Return an arraylist without passing an argument

Question

static ArrayList<Integer> LinearSearch(int[] arr,int index,int target) {
        ArrayList<Integer> iList = new ArrayList<>();
        if(index == arr.length){
            return iList;
        }
        if(arr[index] == target){
            iList.add(index);
        }
        ArrayList<Integer> temp = LinearSearch(arr,index+1,target);
        iList.addAll(temp);
        return iList;
    }

Above code is my instructors code. I don't understand the temp part. How the indexes are adding to temp? example arr = 1,2,3,4,3: it should return 4,2 but it returns 2,4.

How is this possible? I can't understand. What is going on with the stack? Please help me to understand.

Below is my own code, which I understand. Here we collect items.

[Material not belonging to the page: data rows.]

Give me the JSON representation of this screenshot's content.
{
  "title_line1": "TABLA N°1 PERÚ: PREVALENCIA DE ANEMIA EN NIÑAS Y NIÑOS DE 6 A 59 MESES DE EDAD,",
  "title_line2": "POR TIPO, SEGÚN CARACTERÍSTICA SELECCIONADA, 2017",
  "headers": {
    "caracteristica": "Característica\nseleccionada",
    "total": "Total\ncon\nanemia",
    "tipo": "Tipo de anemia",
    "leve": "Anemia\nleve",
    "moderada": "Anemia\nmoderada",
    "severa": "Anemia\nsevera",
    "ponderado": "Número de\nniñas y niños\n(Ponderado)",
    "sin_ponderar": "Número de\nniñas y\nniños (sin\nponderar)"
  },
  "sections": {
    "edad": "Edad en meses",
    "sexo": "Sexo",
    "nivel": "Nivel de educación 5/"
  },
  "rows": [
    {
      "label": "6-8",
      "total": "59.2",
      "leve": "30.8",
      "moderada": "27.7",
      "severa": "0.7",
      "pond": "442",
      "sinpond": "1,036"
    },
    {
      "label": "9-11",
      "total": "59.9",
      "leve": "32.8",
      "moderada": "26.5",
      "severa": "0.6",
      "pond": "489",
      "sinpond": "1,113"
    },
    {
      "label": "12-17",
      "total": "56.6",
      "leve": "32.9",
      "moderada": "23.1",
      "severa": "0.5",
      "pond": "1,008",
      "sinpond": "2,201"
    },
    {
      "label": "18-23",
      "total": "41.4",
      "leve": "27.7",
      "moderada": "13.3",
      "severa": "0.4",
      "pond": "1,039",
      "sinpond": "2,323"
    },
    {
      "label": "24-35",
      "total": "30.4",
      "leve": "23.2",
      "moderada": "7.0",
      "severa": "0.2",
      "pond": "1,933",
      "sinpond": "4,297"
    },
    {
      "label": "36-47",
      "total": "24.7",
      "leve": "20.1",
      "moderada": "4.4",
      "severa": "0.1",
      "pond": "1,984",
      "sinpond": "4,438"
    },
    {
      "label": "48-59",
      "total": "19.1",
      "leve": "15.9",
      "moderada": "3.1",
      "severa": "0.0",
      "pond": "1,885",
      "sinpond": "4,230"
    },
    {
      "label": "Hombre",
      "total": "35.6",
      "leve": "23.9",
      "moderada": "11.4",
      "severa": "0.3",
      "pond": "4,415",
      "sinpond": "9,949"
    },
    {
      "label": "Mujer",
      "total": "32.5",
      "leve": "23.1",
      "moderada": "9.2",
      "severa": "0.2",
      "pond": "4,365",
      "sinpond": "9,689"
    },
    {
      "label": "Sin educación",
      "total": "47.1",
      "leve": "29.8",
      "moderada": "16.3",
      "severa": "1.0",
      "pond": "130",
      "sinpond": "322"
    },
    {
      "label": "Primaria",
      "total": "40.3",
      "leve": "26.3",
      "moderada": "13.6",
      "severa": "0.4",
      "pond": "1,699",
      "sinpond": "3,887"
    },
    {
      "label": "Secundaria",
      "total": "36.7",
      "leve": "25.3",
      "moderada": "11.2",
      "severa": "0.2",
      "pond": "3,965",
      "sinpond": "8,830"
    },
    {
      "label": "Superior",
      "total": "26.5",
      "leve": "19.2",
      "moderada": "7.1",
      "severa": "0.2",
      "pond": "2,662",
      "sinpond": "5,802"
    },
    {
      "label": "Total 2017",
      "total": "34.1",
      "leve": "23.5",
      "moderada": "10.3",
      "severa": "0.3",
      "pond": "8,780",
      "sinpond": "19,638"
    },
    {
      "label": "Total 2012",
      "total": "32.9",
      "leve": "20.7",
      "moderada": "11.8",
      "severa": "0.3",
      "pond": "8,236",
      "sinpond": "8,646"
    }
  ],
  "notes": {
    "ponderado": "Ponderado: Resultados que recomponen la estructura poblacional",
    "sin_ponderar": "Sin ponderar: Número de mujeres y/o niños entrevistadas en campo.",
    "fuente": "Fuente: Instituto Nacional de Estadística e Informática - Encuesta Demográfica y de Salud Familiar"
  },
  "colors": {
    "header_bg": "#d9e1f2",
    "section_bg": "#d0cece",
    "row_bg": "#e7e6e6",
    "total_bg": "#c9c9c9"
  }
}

But I can't understand the above code.

static ArrayList<Integer> LinearSearch(int[] arr,int index,int target) {
        ArrayList<Integer> iList = new ArrayList<>();
        if(index == arr.length){
            return iList;
        }
        iList = LinearSearch(arr,index+1,target);
        if(arr[index] == target){
            iList.addFirst(index);
        }
        return iList;
}

Answer 1

I don't understand the temp part. How the indexes are adding to temp? example arr = 1,2,3,4,3: it should return 4,2 but it returns 2,4.

temp captures the array list that the recursive call returns: it contains the matching indices, but only from the given index (index+1) onward. With addAll all these matching indices are appended to (after!) the content we already have. The content we already have is either an empty list, or (if the current index has a match) it has one element, which is index. As addAll adds indices after that first element, and those additional indices are guaranteed to be at least index+1 (as the recursive call only looks from that index onward), we can be certain that iList will have the indices in increasing order.

Notice where your code is different. In essence you first make the recursive calls and collect the indices it returns, and only then you check whether the current index index has a matching value, and add it before those if it matches (not after). But the result is the same as with the instructor's code because these two changes cancel eachother out:

1. Adding the recursive results first instead of last, 
2. Adding the `index` *before* instead of *after* what you already have.

If we were to take your instructor's code and just change the order of adding the recursive results with the (optional) adding of the index...:

    static ArrayList<Integer> LinearSearch(int[] arr,int index,int target) {
        ArrayList<Integer> iList = new ArrayList<>();
        if(index == arr.length){
            return iList;
        }
        ArrayList<Integer> temp = LinearSearch(arr,index+1,target);
        iList.addAll(temp);
        // Moved the addition of the current index AFTER 
        //    the recursive results were added:
        if(arr[index] == target){
            iList.add(index);
        }
        return iList;
    }

...then the result for the example input will be 4,2. Notice that here we have iList.add(index) and not iList.addFirst(index), and so the order is reversed to 4,2.